STEVE INSKEEP, host:
Here's a new use for your blood and sweat and tears. Scientists say those liquids could power a battery. And this battery looks just like a piece of black paper.
Dr. ROBERT LINHARDT (Rensselaer Polytechnic Institute): It's flexible. It can be shaped or folded. You can poke a hole in it and it still works.
INSKEEP: That's chemist Robert Linhardt. He's a member of the research team that developed the new battery, which is made from paper and carbon nanotubes. He works at Rensselaer Polytechnic Institute in New York.

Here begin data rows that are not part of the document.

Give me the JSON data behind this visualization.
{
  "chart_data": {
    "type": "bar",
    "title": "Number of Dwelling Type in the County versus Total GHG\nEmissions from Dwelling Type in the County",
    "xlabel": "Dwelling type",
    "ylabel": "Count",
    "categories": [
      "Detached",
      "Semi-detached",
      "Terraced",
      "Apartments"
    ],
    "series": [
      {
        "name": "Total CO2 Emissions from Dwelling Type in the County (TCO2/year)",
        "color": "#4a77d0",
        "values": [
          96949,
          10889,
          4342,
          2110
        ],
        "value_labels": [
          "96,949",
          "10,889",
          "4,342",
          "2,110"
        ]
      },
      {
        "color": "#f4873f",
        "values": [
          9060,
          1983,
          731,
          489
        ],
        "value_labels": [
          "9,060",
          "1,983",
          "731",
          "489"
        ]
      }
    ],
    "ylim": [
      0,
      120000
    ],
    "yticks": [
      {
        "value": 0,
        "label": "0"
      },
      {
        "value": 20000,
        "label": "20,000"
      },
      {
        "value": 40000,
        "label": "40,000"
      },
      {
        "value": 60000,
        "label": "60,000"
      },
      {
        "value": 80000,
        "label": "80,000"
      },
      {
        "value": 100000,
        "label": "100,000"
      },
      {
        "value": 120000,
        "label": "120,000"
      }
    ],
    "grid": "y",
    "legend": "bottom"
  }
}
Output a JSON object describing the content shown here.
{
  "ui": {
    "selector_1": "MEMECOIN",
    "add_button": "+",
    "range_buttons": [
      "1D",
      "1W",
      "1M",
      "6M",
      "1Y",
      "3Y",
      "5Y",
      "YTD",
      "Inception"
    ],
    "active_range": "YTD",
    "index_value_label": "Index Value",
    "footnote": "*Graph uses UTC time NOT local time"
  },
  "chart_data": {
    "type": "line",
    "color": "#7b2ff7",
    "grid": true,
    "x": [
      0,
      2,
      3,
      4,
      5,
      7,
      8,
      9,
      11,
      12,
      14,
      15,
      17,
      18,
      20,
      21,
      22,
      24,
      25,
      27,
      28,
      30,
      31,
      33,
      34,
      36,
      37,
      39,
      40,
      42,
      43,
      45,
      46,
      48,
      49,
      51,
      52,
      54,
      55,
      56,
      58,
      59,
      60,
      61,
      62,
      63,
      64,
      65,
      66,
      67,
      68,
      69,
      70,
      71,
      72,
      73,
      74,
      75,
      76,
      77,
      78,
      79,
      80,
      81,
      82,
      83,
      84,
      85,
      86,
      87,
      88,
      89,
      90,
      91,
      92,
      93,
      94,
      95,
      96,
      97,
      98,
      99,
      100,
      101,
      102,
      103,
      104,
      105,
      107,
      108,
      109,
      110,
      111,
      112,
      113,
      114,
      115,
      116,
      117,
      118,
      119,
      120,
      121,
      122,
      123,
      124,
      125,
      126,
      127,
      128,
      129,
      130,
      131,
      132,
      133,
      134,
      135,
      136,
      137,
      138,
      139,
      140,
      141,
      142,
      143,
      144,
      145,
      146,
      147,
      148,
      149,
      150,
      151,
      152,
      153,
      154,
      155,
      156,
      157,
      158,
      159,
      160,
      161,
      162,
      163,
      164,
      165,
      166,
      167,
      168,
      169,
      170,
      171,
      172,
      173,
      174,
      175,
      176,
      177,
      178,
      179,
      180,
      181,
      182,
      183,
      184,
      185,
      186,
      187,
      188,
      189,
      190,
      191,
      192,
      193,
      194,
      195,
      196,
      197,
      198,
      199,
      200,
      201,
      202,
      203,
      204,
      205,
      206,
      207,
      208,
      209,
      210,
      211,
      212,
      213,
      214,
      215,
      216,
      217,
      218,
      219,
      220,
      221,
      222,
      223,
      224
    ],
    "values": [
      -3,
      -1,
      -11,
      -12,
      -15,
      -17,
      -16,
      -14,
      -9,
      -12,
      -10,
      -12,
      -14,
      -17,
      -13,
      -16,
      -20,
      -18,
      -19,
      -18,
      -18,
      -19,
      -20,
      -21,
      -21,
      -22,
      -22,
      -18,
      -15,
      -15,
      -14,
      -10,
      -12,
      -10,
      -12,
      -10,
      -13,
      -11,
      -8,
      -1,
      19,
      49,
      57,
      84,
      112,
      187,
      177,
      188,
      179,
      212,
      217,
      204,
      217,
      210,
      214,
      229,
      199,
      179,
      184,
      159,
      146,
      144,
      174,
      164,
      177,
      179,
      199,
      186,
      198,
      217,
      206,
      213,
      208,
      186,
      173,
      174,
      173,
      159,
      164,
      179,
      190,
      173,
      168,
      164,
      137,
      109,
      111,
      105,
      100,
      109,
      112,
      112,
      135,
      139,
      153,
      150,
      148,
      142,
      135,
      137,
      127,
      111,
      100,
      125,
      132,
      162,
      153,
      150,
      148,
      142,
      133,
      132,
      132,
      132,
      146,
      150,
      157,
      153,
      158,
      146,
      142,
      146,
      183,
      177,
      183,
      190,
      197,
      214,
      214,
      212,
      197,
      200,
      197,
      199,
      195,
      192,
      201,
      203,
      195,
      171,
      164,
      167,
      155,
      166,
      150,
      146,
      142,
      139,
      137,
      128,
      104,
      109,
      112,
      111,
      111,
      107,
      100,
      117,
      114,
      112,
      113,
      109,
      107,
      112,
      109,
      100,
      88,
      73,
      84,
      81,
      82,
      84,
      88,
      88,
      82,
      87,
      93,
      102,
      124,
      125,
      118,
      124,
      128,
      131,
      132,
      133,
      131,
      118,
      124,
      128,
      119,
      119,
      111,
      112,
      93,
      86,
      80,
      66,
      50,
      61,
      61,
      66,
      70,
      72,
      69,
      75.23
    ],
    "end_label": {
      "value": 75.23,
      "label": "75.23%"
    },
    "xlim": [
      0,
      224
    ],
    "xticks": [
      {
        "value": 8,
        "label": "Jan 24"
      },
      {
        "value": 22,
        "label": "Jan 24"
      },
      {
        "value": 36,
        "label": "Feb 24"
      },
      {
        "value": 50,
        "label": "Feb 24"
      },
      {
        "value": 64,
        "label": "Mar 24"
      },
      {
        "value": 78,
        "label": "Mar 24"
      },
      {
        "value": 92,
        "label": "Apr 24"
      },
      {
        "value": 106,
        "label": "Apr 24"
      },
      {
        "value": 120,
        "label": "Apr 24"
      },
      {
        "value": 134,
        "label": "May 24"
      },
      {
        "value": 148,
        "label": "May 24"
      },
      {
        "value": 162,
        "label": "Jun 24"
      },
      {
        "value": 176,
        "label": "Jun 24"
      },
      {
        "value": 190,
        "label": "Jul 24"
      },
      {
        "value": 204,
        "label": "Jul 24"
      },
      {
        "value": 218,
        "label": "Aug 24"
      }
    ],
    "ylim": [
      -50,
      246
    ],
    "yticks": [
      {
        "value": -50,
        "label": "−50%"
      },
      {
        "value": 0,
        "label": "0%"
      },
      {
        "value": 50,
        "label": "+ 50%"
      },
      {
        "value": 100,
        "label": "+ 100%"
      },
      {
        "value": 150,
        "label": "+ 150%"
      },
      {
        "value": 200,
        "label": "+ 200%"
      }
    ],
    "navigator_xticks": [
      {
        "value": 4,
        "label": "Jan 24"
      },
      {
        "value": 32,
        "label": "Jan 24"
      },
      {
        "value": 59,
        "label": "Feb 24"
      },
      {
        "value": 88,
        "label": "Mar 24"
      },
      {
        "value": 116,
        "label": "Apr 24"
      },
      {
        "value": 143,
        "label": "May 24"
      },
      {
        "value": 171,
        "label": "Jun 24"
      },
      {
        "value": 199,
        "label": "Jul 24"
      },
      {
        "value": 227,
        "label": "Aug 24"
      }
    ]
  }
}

He says regular AA batteries, like the ones in your camera, use battery acid to produce a current. But the new paper battery can run on blood or sweat, which means it might ultimately be used to power medical devices like hearing aids or pacemakers.
Dr. LINHARDT: It could be easily implanted directly under the skin. Normally batteries that power devices in our body, like pacemakers, have to be buried deeper because they're metal batteries. And if they were put directly under the skin, it would be obvious and they wouldn't be so flexible.
INSKEEP: Now, Linhardt predicts it will take years to perfect the paper battery. But he says there may be a clever way to manufacture it.
Dr. LINHARDT: We'd like to be able to - ultimately to print these batteries like a newspaper is printed, from roll to roll, on a printing press.
INSKEEP: One day, Linhardt says, the battery would allow your sweat to work for you.